For distributed big data systems such as Spark or Hadoop, a large amount of data is not a problem. The problem is data skew.

For distributed systems, the overall application time ideally decreases linearly as the system size (number of nodes) increases. If it takes 120 minutes for one machine to process a large batch of data, the ideal time is 120/3 = 40 minutes when the number of machines increases to 3. However, in order to ensure that the execution time of each machine is 1/N of that of a single machine in the distributed case, it is necessary to ensure that the tasks of each machine are equal. Unfortunately, many times the distribution of tasks is uneven, even to the extent that most of the tasks are distributed to individual machines, with most of the other machines doing only a fraction of the total. For example, one machine handles 80% of the tasks and two other machines handle 10% each.

This is the biggest problem in distributed environment. This means that computing power does not expand linearly, but has a short board effect: the time consumed by a Stage is determined by the slowest Task.

Since all tasks in the same Stage perform the same calculation, the difference in time between different tasks is mainly determined by the amount of data processed by the task on the premise of excluding the difference in computing capability of different computing nodes. Therefore, the problem of data skew must be solved in order to give full play to the advantages of parallel computing in distributed systems.
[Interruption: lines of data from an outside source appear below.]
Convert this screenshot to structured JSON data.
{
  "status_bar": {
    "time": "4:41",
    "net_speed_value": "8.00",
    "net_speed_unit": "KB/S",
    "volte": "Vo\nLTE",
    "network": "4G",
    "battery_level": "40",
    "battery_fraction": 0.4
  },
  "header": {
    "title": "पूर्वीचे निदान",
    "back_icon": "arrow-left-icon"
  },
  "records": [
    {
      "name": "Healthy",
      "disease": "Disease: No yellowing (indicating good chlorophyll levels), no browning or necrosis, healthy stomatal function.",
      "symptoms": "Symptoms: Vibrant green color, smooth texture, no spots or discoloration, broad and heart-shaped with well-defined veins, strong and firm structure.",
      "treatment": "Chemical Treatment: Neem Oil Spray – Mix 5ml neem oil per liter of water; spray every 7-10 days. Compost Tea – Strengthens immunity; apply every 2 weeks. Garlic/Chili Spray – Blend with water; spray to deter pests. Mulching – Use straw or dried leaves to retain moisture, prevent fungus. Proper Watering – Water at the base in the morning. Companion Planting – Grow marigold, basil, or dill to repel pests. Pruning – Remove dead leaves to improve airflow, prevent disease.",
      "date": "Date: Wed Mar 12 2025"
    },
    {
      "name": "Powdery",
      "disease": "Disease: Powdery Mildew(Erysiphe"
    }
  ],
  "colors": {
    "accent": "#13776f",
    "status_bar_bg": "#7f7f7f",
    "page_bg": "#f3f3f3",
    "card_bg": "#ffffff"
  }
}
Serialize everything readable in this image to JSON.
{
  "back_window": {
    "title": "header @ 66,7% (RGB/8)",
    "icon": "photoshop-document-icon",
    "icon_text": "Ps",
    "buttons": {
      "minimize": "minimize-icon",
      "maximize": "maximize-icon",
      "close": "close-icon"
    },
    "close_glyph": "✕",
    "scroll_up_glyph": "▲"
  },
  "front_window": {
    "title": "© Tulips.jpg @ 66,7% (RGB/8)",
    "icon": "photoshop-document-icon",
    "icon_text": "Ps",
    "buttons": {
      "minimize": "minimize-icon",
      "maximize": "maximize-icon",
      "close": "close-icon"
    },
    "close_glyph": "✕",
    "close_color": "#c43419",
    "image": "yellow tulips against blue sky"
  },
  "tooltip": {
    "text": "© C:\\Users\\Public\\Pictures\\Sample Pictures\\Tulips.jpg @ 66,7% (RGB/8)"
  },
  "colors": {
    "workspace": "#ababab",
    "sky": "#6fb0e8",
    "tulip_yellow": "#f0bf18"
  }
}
Second, the harm of data skew

When data skew occurs, the time of a small number of tasks is much higher than that of other tasks, which makes the overall time too large and fails to give full play to the parallel computing advantages of distributed systems.

In addition, when data skew occurs, the amount of data processed by some tasks is too large. As a result, tasks may fail due to insufficient memory and the entire application may fail.

3. The phenomenon of data skew

Nine times out of ten, data skew occurs when:

Most tasks execute very fast, but individual tasks execute so slowly that the whole task is stuck at some stage.
The Spark job that could run normally suddenly reported OOM (memory overflow) exception one day and observed the exception stack. This is caused by the service code we wrote. This is relatively rare.

TIPS

In Spark Streaming, data skew is more likely to occur, especially when the application contains SQL operations such as join and group. Since Spark Streaming is running with very little memory allocated, any data skew that occurs during this process can easily result in an OOM.

4. Reasons for data skew

During shuffle, the same key on each node must be pulled to a task on a node for processing. For example, the task can be aggregated or joined based on the key. If a key has a large amount of data, data skew occurs. For example, if most of the keys correspond to 10 pieces of data, but individual keys correspond to 1 million pieces of data, most tasks may only be allocated 10 pieces of data and then run in 1 second. But individual tasks may be allocated 1 million data and run for an hour or two.

Therefore, When data skew occurs, Spark jobs may run very slowly or even overflow the memory due to the large amount of data processed by a task.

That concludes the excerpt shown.